Assume that $\{f_i:G_i\to H_i\}_{i\in I}$ is a family of homomorphisms between groups. Then we can define the Cartesian product (or unrestricted direct product) of this family as a homomorphism $$\prod_{i\in I}f_i:\prod_{i\in I} G_i\to \prod_{i\in I}H_i$$ such that $$\bigg( \prod_{i\in I}f_i \bigg) \big( g\big) (j)=f_j(g(j))$$ for each $g\in \prod_{i\in I}G_i$ and $j\in I$

One can easily show that $\prod_{i\in I}f_i$ is a group homomorphism.

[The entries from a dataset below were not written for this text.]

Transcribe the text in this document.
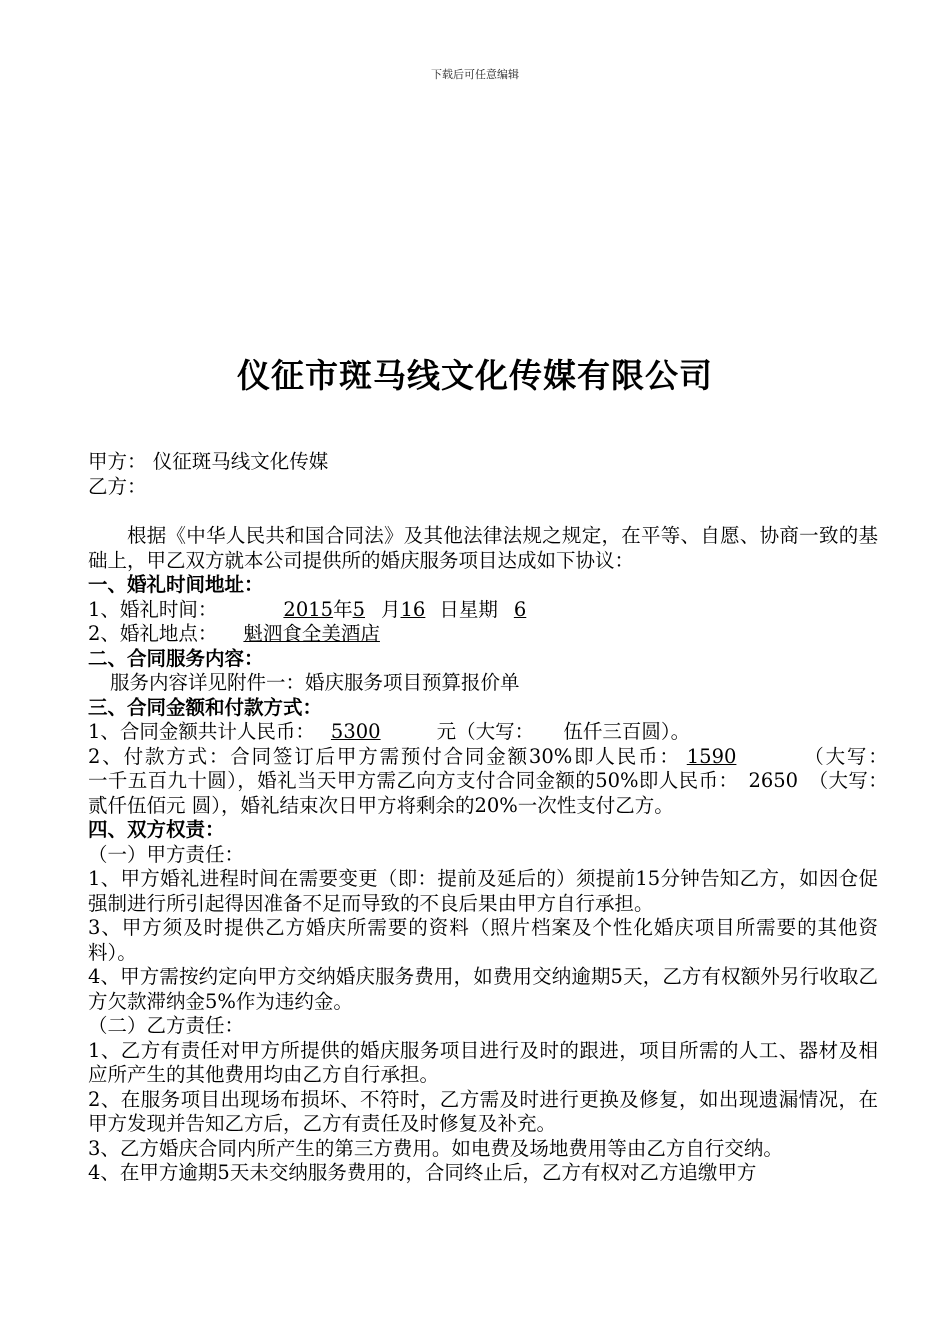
下载后可任意编辑
仪征市斑马线文化传媒有限公司
甲方： 仪征斑马线文化传媒
乙方：
根据《中华人民共和国合同法》及其他法律法规之规定，在平等、自愿、协商一致的基础上，甲乙双方就本公司提供所的婚庆服务项目达成如下协议：
一、婚礼时间地址：
1、婚礼时间：	2015年5 月16 日星期 6
2、婚礼地点： 魁泗食全美酒店
二、合同服务内容：
服务内容详见附件一：婚庆服务项目预算报价单
三、合同金额和付款方式：
1、合同金额共计人民币： 5300	元（大写：　　伍仟三百圆）。
2、付款方式：合同签订后甲方需预付合同金额30%即人民币： 1590	（大写：　　一千五百九十圆），婚礼当天甲方需乙向方支付合同金额的50%即人民币：　2650　（大写：　贰仟伍佰元 圆），婚礼结束次日甲方将剩余的20%一次性支付乙方。
四、双方权责：
（一）甲方责任：
1、甲方婚礼进程时间在需要变更（即：提前及延后的）须提前15分钟告知乙方，如因仓促强制进行所引起得因准备不足而导致的不良后果由甲方自行承担。
3、甲方须及时提供乙方婚庆所需要的资料（照片档案及个性化婚庆项目所需要的其他资料）。
4、甲方需按约定向甲方交纳婚庆服务费用，如费用交纳逾期5天，乙方有权额外另行收取乙方欠款滞纳金5%作为违约金。
（二）乙方责任：
1、乙方有责任对甲方所提供的婚庆服务项目进行及时的跟进，项目所需的人工、器材及相应所产生的其他费用均由乙方自行承担。
2、在服务项目出现场布损坏、不符时，乙方需及时进行更换及修复，如出现遗漏情况，在甲方发现并告知乙方后，乙方有责任及时修复及补充。
3、乙方婚庆合同内所产生的第三方费用。如电费及场地费用等由乙方自行交纳。
4、在甲方逾期5天未交纳服务费用的，合同终止后，乙方有权对乙方追缴甲方
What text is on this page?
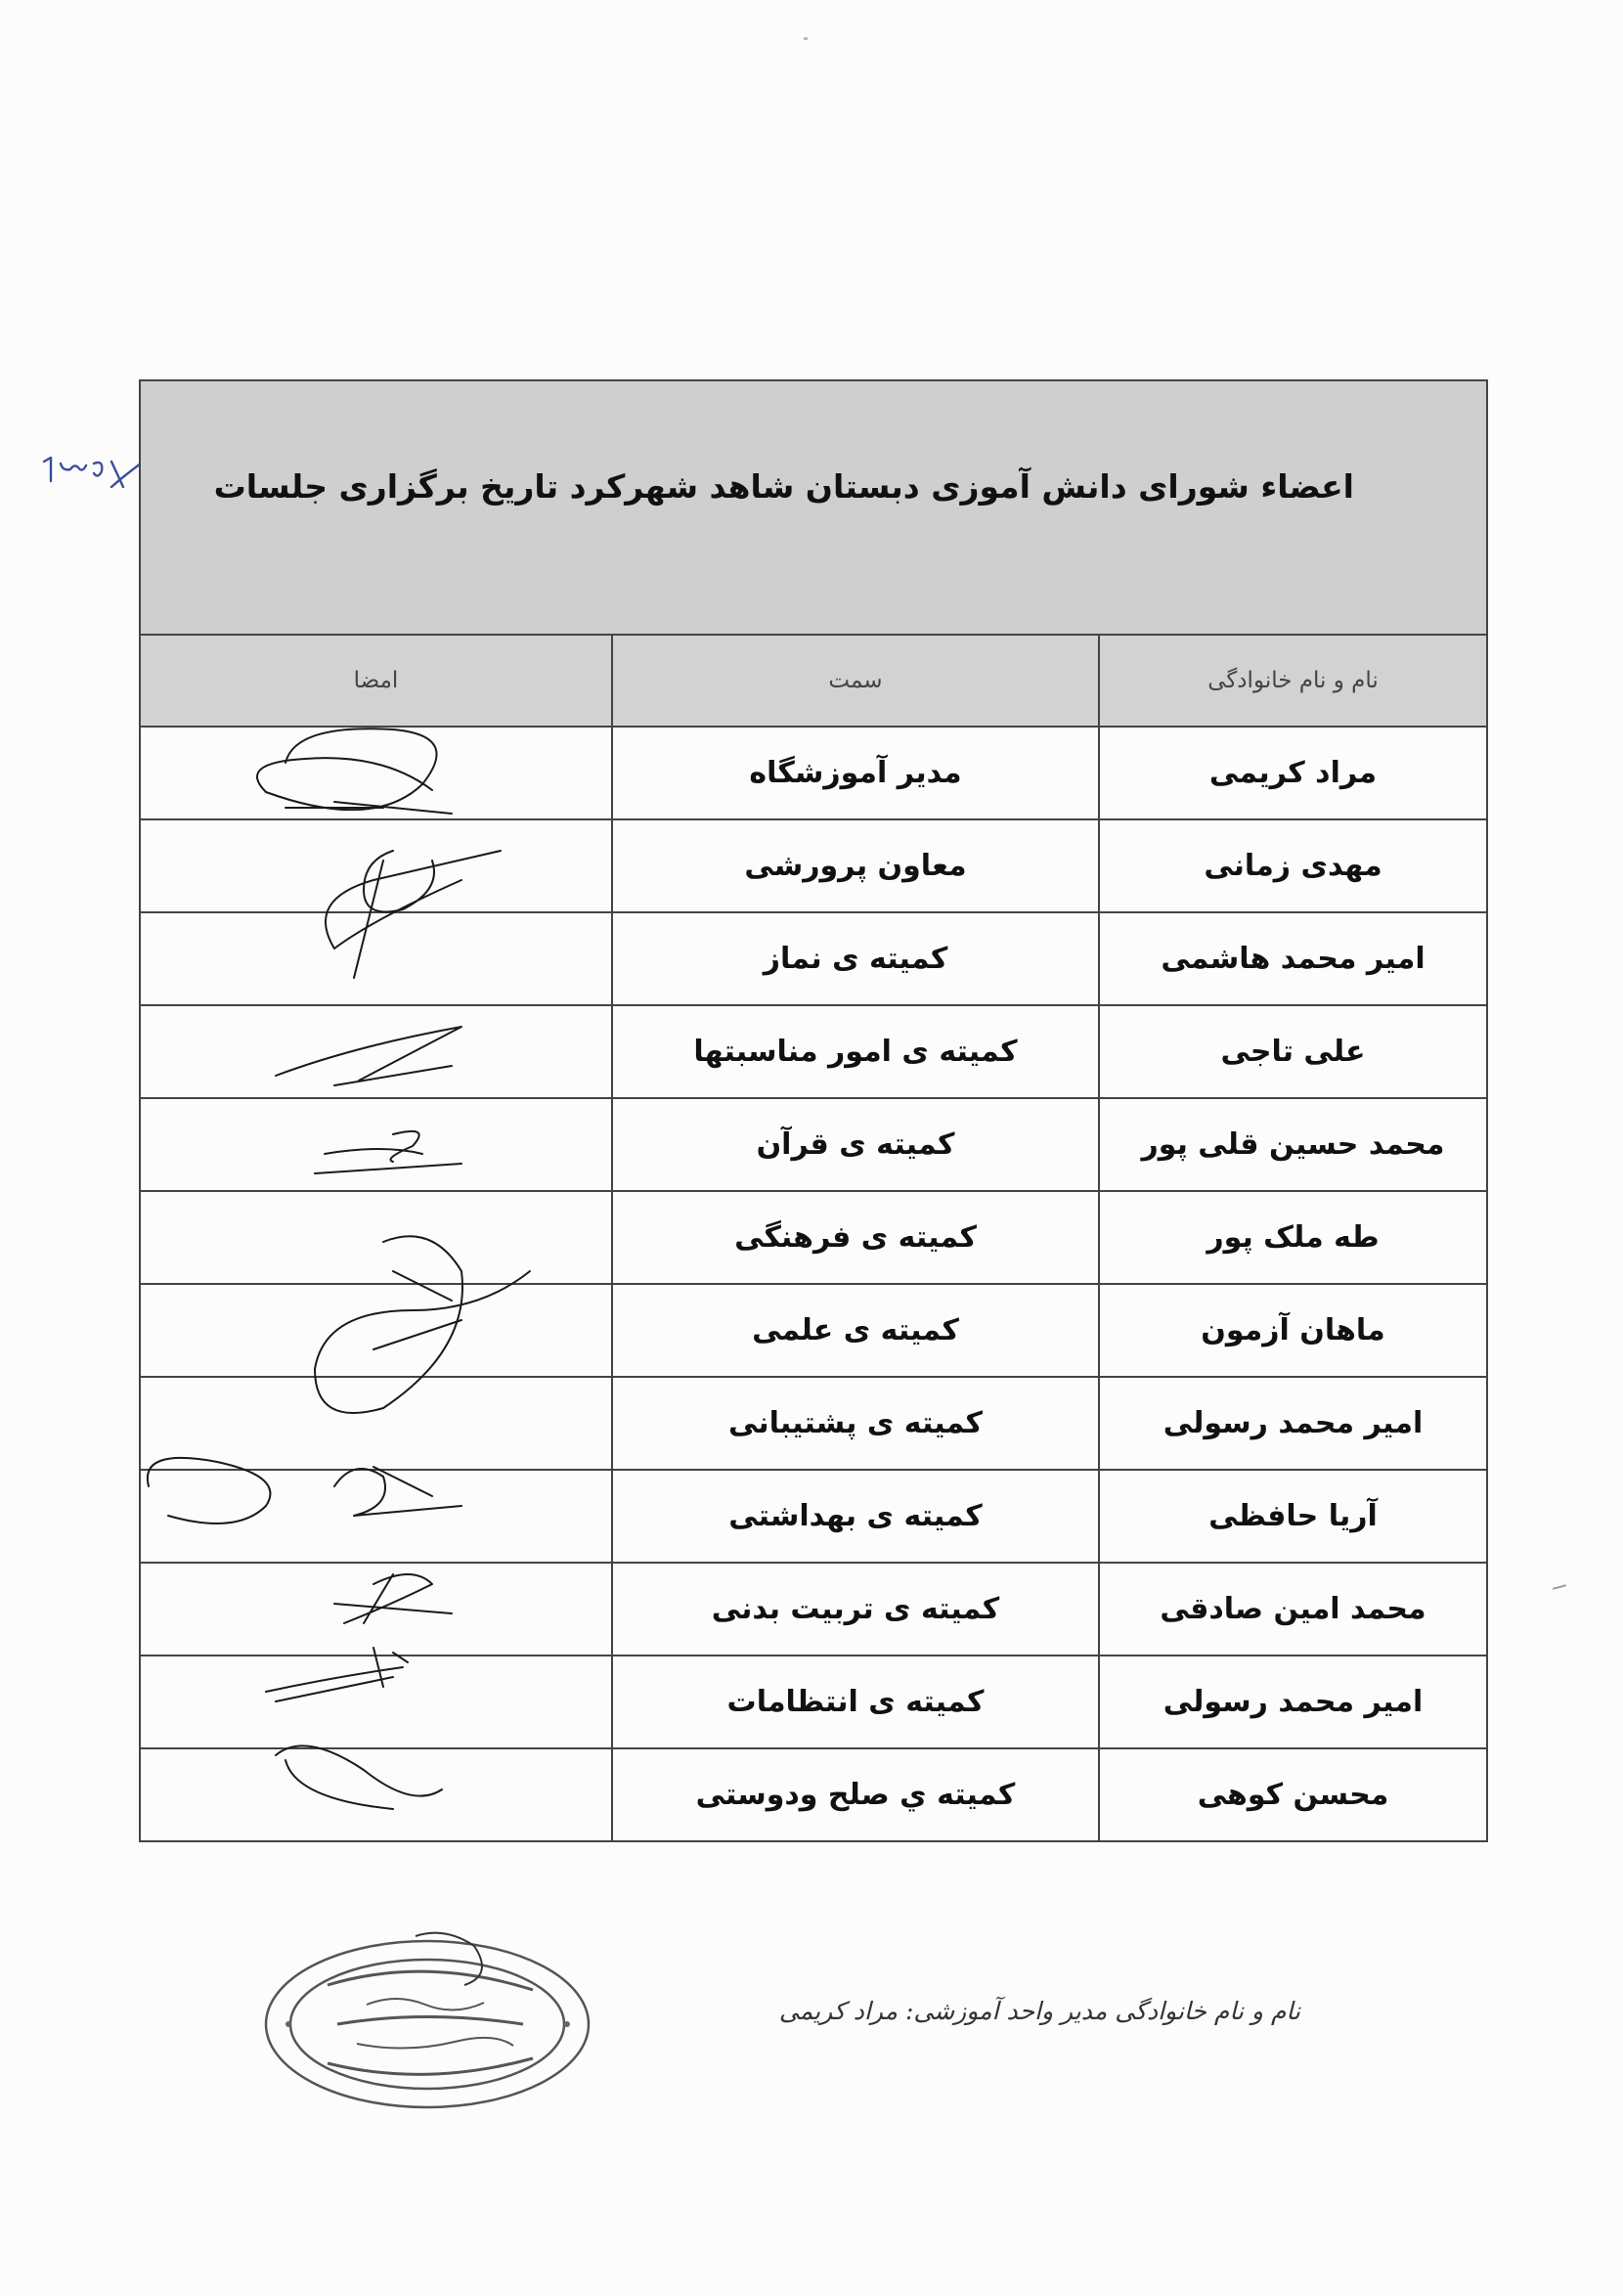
اعضاء شورای دانش آموزی دبستان شاهد شهرکرد تاریخ برگزاری جلسات
نام و نام خانوادگی	سمت	امضا
مراد کریمی	مدیر آموزشگاه	
مهدی زمانی	معاون پرورشی	
امیر محمد هاشمی	کمیته ی نماز	
علی تاجی	کمیته ی امور مناسبتها	
محمد حسین قلی پور	کمیته ی قرآن	
طه ملک پور	کمیته ی فرهنگی	
ماهان آزمون	کمیته ی علمی	
امیر محمد رسولی	کمیته ی پشتیبانی	
آریا حافظی	کمیته ی بهداشتی	
محمد امین صادقی	کمیته ی تربیت بدنی	
امیر محمد رسولی	کمیته ی انتظامات	
محسن کوهی	کمیته ي صلح ودوستی	
نام و نام خانوادگی مدیر واحد آموزشی: مراد کریمی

Moreover it is clear that $$\bigg( \prod_{i\in I}f_i \bigg) \big( \bigoplus_{i\in I} G_i \big) \subseteq \bigoplus_{i\in I} H_i,$$ so $\prod_{i\in I}f_i$ induces a homomorphism $$\bigoplus_{i\in I}f_i:\bigoplus_{i\in I}G_i\to \bigoplus_{i\in I}H_i,$$ which is a restriction of $\prod_{i\in I}f_i$ to $\bigoplus_{i\in I}G_i$ This homomorphism is called the direct product (or restricted direct product) of $\{f_i:G_i\to H_i\}_{i\in I}$